Dear Domonkos, this is indeed serious. Do I get it right that there were only 2 contexts served and 1 worker node connected?
We had this issue: MODCLUSTER-372 Number of registered contexts negatively affects mod_cluster performance
As it is clear from the title, the performance regression was linked to the amount of registered contexts.
Please, share your Apache HTTP Server configuration files (mod_cluster, httpd conf and anything you find relevant). I'm especially interested in the SSL settings with regard to the mod_cluster configuration. Furthermore, we would need to know the exact version of your Apache HTTP Server, mod_cluster modules and operating system.
We will try to simulate the environment and reproduce the issue.
Thank you for answering so fast!
There was only one context registered and one worker node connected.
My mod_cluster conf looks like this:
The IP address 10.30.3.3 is managed by Corosync, and it's purpose is only to make mod_cluster advertise on the right network interface. Users come in on a different interface (10.30.2.3, managed by Corosync too), using SSL. The two sites enabled are default Apache sites (default-ssl and default). "Default SSL" is bound to 10.30.2.3, uses the snakeoil certificate, nothing has been changed in it. "Default" is bound to 10.30.3.3 and has EnableMCPMReceive in it so it can communicate with the worker node.
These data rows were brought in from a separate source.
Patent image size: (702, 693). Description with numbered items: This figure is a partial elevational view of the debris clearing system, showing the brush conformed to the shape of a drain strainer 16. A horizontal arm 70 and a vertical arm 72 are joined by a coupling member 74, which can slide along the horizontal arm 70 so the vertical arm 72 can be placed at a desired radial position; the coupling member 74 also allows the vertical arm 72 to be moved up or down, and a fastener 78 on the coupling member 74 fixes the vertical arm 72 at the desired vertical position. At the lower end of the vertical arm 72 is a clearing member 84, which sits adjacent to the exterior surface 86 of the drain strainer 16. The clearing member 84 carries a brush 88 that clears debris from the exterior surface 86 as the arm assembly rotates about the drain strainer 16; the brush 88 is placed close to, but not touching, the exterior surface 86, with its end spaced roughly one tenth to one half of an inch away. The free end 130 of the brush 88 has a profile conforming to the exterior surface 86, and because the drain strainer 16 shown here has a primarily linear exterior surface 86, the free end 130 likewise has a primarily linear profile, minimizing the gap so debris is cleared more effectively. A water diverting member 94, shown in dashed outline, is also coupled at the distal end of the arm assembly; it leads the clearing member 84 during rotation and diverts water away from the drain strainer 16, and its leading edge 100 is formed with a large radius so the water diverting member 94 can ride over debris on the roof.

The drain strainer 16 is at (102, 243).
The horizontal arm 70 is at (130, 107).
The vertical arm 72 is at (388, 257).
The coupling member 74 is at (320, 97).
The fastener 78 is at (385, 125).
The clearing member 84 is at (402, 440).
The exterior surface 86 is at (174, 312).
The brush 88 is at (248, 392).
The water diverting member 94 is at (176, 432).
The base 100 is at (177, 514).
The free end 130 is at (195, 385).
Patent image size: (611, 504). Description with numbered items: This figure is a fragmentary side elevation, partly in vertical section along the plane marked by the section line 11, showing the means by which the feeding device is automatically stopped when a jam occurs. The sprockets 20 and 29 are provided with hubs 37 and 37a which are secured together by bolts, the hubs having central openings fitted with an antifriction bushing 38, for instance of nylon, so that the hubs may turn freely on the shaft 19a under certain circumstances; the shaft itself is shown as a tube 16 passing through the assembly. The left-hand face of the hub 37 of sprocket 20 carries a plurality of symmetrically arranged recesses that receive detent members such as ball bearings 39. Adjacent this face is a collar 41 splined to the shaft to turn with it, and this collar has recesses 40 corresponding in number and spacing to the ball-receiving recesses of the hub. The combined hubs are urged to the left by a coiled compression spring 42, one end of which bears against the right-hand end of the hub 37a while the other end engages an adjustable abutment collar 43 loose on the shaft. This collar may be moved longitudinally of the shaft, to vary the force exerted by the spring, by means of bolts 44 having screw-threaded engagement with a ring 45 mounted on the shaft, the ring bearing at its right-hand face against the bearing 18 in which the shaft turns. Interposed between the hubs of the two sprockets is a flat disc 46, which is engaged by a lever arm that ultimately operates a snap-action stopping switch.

Apache version is: 2.2.22-1ubuntu1.4
OS: Ubuntu Server 12.04.4 x64
mod_cluster version is 1.2.6 Final x64 from here:
mod_cluster 1.2.6.Final bin Downloads - JBoss Community
file says this about one of the downloaded binaries:
/usr/lib/apache2/modules/mod_advertise.so: ELF 64-bit LSB shared object, x86-64, version 1 (SYSV), dynamically linked, BuildID[sha1]=0x70a7a6492bb71a91daf7ab2d435740e334088575, not stripped
One more interesting thing is that we naturally did some testing earlier, and used JMeter to load-test our test environment that uses the same configuration. JMeter was slow, so we turned off SSL and that made everything faster (possible JMeter's SSL implementation problem, at least that's what we thought): 300 users simultenously were logged in and used the system without any major hiccups. To still check and test everything I used 'ab' to benchmark Apache's throughput (using SSL here!): 20 000 requests on 15 threads, the requests were all directed to our systems login page (so they went through mod_cluster). No problems were detected, the throughput was fine and the load wasn't major on the server.
I just started to wonder, and thought these 3 things should be mentioned here:
1. I am using the default apache installation on Ubuntu, which is MPM-worker. I have found some threads saying that it is fine, but I still have a really small doubt in my heart whether mod_cluster is thread safe or not.
2. There are 3 apache instances running on this very same VM, 2 of them using mod_cluster with different configs (so there is a /etc/apache2-test and there is a /etc/apache2-prod directory, containing different configs)
3. I have this in my apache2.conf:
The test index.html was a proxied file or local httpd one?
If proxied than the problem is probably in the back-end.
It was a local file, in Apache's /var/www folder. Also the URL /mod_cluster-manager took 30 seconds to load. I am really suspicious about the MaxClients setting in apache2.conf, because the same kind of slowness appeared later yesterday (when using ProxyPass) and I was able to solve it by increasing the setting from 150 to 400. I checked via Apache's /server-status URL and I saw there were no idle workers left causing the slow down.
Ok it isn't a mod_cluster problem then.
You probably have an issue in the JBoss nodes, probably one application is getting slow and block the whole system.
use netstat -na to check how many connections are opened between httpd and JBoss probably that number is increasing when you see the slow down also check the load on the JBoss nodes.
I'm sorry, but I don't fully understand your point: if there is a problem with the JBoss node being slow then why would serving a file from /var/www (that has nothing to do with JBoss or mod_cluster) be slow too? I'm almost sure that it was an Apache problem, maybe a mod_cluster problem (but again since I found the MaxClients option I am having a strong feeling that it was the cause of our problem).
The problem is that I can't try to switch back to mod_cluster because the system is live and in production and we have users constantly using it, and currently I wasn't able to find a way to reproduce the issue using JMeter. I will keep trying to reproduce the issue somehow.
Today we accidentally switched back to AJP and mod_cluster from ProxyPass and the problem occured again. It is now obvious that the MaxClients directive has been the problem all along: if there are no idle workers left the slow down happens (not suprisingly). It is not a mod_cluster issue, it is a pure Apache issue.
So to fix such a slow down increase the number of MaxClients, and if needed the ServerLimit too in apache2.conf/httpd.conf. To calculate to right amount have look at how much memory one apache2 thread uses and then multiply it by the number you are willing to set for MaxClients. Don't forget to save some RAM for the OS too. Example: you have 2 GB of RAM, each apache thread uses around 2MB of RAM, so if you set MaxClients to 800 apache will consume around 1,6 GB so 400 MB is left for other processes/OS.
You need to monitor 127.0.0.1/server-status on your apache server to check if you have any idle workers left or not. If you have less than 10 idle workers it is time to increase MaxClients.
thank you for all your help!